With their fifth long-player now more overdue than Mika’s retirement announcement, the band bring to these shows a peace offering comprising several new tracks – including one co-written with Bury’s hero of the hour Guy Garvey – taken from the stop-gap Splitting The Atom collection.

These bode well for the prospects of upcoming material. Each carries the sort of brooding politik we have come to expect from the band, while possessing a new-found sharpness and Radioheadesque guitar jangling, with fewer hazy, head-nodding atmospherics clouding the message.

And though the new tunes are well-received, it is music from the duo’s Mezzanine and Blue Lines albums which garners the warmest reception.

The band, probably tired of hearing it soundtrack adverts for Holby City season finales, deliver a new, stripped-back version of Teardrop that errs closer to the dreaded trip-hop tag than anything here tonight.

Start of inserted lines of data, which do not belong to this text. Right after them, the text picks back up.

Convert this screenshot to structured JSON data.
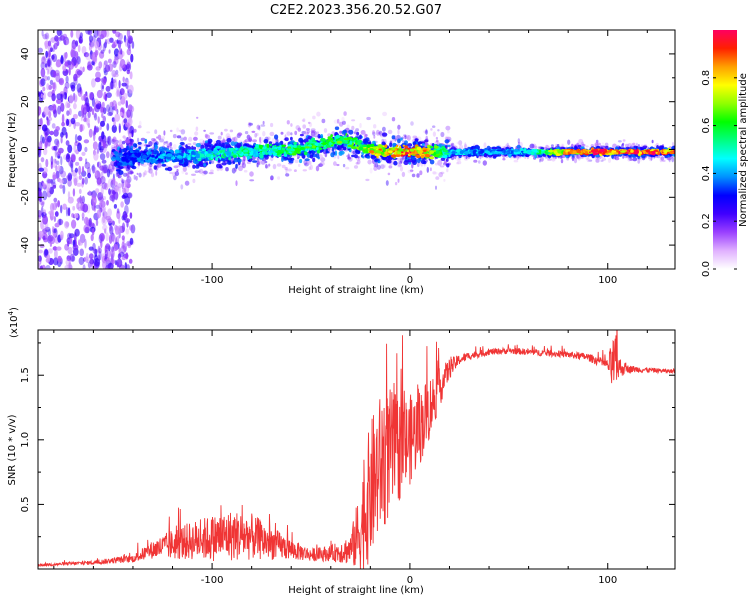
{
  "chart_data": [
    {
      "type": "heatmap",
      "title": "C2E2.2023.356.20.52.G07",
      "xlabel": "Height of straight line (km)",
      "ylabel": "Frequency (Hz)",
      "xlim": [
        -188,
        134
      ],
      "ylim": [
        -50,
        50
      ],
      "xticks": [
        -100,
        0,
        100
      ],
      "yticks": [
        -40,
        -20,
        0,
        20,
        40
      ],
      "colorbar": {
        "label": "Normalized spectral amplitude",
        "range": [
          0,
          1
        ],
        "ticks": [
          0.0,
          0.2,
          0.4,
          0.6,
          0.8
        ],
        "colors": [
          "#ffffff",
          "#e0b0ff",
          "#9a40ff",
          "#4000ff",
          "#0000ff",
          "#0090ff",
          "#00ffff",
          "#00ff80",
          "#00ff00",
          "#90ff00",
          "#ffff00",
          "#ffa000",
          "#ff2000",
          "#ff0060"
        ]
      },
      "ridge": {
        "x": [
          -188,
          -150,
          -140,
          -120,
          -100,
          -80,
          -60,
          -45,
          -35,
          -30,
          -20,
          -10,
          0,
          10,
          20,
          40,
          60,
          80,
          100,
          120,
          134
        ],
        "y": [
          -4,
          -4,
          -3,
          -3,
          -2,
          -1,
          0,
          2,
          4,
          3,
          0,
          -1,
          -1,
          -1,
          -1,
          -1,
          -1,
          -1,
          -1,
          -1,
          -1
        ],
        "amplitude": [
          0.15,
          0.18,
          0.35,
          0.42,
          0.5,
          0.55,
          0.6,
          0.62,
          0.65,
          0.6,
          0.8,
          0.85,
          0.9,
          0.8,
          0.45,
          0.42,
          0.45,
          0.9,
          0.95,
          0.95,
          0.95
        ]
      }
    },
    {
      "type": "line",
      "ylabel": "SNR (10 * v/v)",
      "xlabel": "Height of straight line (km)",
      "scale_label": "(x10",
      "scale_exponent": "4",
      "scale_close": ")",
      "xlim": [
        -188,
        134
      ],
      "ylim": [
        0,
        18500
      ],
      "xticks": [
        -100,
        0,
        100
      ],
      "yticks": [
        5000,
        10000,
        15000
      ],
      "ytick_labels": [
        "0.5",
        "1.0",
        "1.5"
      ],
      "line_color": "#f03535",
      "envelope": {
        "x": [
          -188,
          -160,
          -140,
          -130,
          -120,
          -110,
          -100,
          -90,
          -80,
          -70,
          -60,
          -50,
          -40,
          -30,
          -25,
          -20,
          -15,
          -10,
          -5,
          0,
          5,
          10,
          15,
          20,
          25,
          30,
          40,
          50,
          60,
          70,
          80,
          90,
          100,
          102,
          104,
          106,
          110,
          120,
          134
        ],
        "mean": [
          300,
          500,
          800,
          1500,
          1900,
          2200,
          2400,
          2600,
          2500,
          2000,
          1500,
          1100,
          1200,
          1500,
          3000,
          6000,
          8000,
          9000,
          9300,
          10000,
          11000,
          12500,
          14000,
          15500,
          16200,
          16500,
          16800,
          16900,
          16800,
          16700,
          16600,
          16400,
          15800,
          15700,
          16000,
          15600,
          15500,
          15400,
          15300
        ],
        "amp": [
          100,
          150,
          300,
          700,
          1200,
          1500,
          1800,
          2000,
          1800,
          1300,
          800,
          500,
          600,
          1200,
          3500,
          5500,
          5500,
          5000,
          4000,
          3500,
          3000,
          2500,
          1500,
          800,
          400,
          300,
          250,
          250,
          250,
          250,
          250,
          300,
          400,
          2000,
          2200,
          800,
          300,
          200,
          150
        ]
      }
    }
  ]
}
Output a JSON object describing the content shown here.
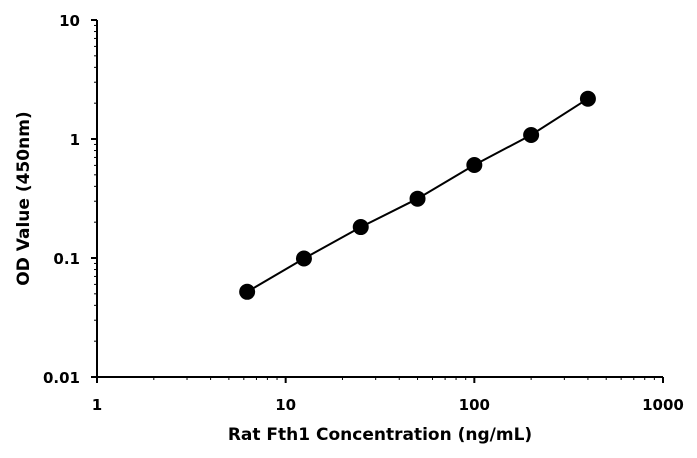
{
  "chart_data": {
    "type": "scatter",
    "title": "",
    "xlabel": "Rat Fth1 Concentration  (ng/mL)",
    "ylabel": "OD Value (450nm)",
    "x_scale": "log",
    "y_scale": "log",
    "xlim": [
      1,
      1000
    ],
    "ylim": [
      0.01,
      10
    ],
    "x_ticks": [
      1,
      10,
      100,
      1000
    ],
    "x_tick_labels": [
      "1",
      "10",
      "100",
      "1000"
    ],
    "y_ticks": [
      0.01,
      0.1,
      1,
      10
    ],
    "y_tick_labels": [
      "0.01",
      "0.1",
      "1",
      "10"
    ],
    "grid": false,
    "legend": "none",
    "series": [
      {
        "x": [
          6.25,
          12.5,
          25,
          50,
          100,
          200,
          400
        ],
        "y": [
          0.052,
          0.099,
          0.182,
          0.315,
          0.605,
          1.08,
          2.18
        ],
        "color": "#000000",
        "marker": "circle",
        "line": true
      }
    ]
  }
}
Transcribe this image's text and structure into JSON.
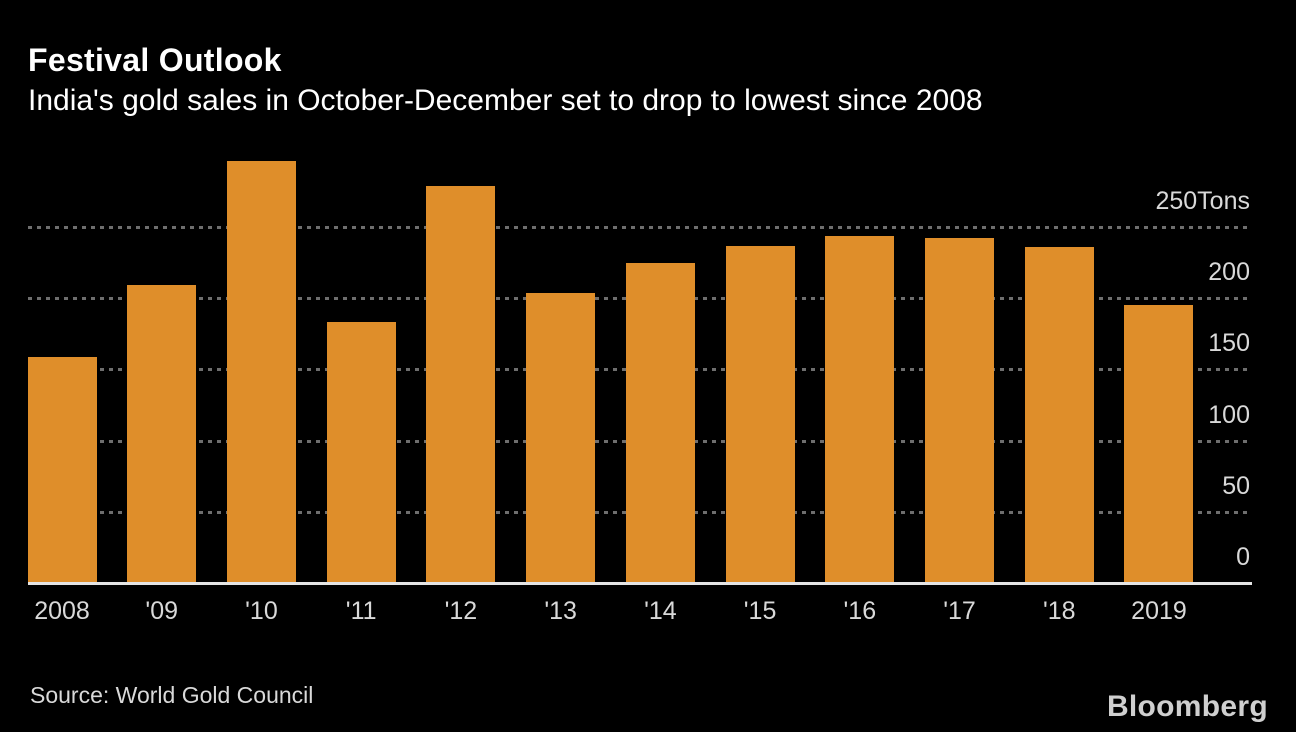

Despite Topley Bird’s tear-inducing vocal staying intact, the resultant cold noise eschews much of the emotion that made the original so special.

Other classic Attack fares better: Angel, never a quiet tune, is tonight delivered with the sort of booming power that most resembles two Transformers brawling during a thunderstorm, while Inertia Creeps sounds more than ever like being chased by dark spirits through a Middle Eastern marketplace.

During that, and a note-perfect telling of Safe From Harm, revolutionary quotes and slogans flash up and scroll along the background display like some sort of Situationist appropriation of a doctor’s surgery LED display, where the info about swine flu and waiting times is replaced by retina-busting riffs on topics such as ID cards, DNA databases and the CIA’s alleged ferrying of terror suspects.

The dazzling display seeks to induce sensory overload in the audience while instilling a sense of indignation. Apparently, the revolution starts with frazzled eyeballs.

Then, the band pull off an extraordinary rendition of their own: an encore-based Unfinished Sympathy featuring Phantom Limb vocalist Yolanda Quarty soars to epic proportions, reminding everyone why we fell in love with them in the first place.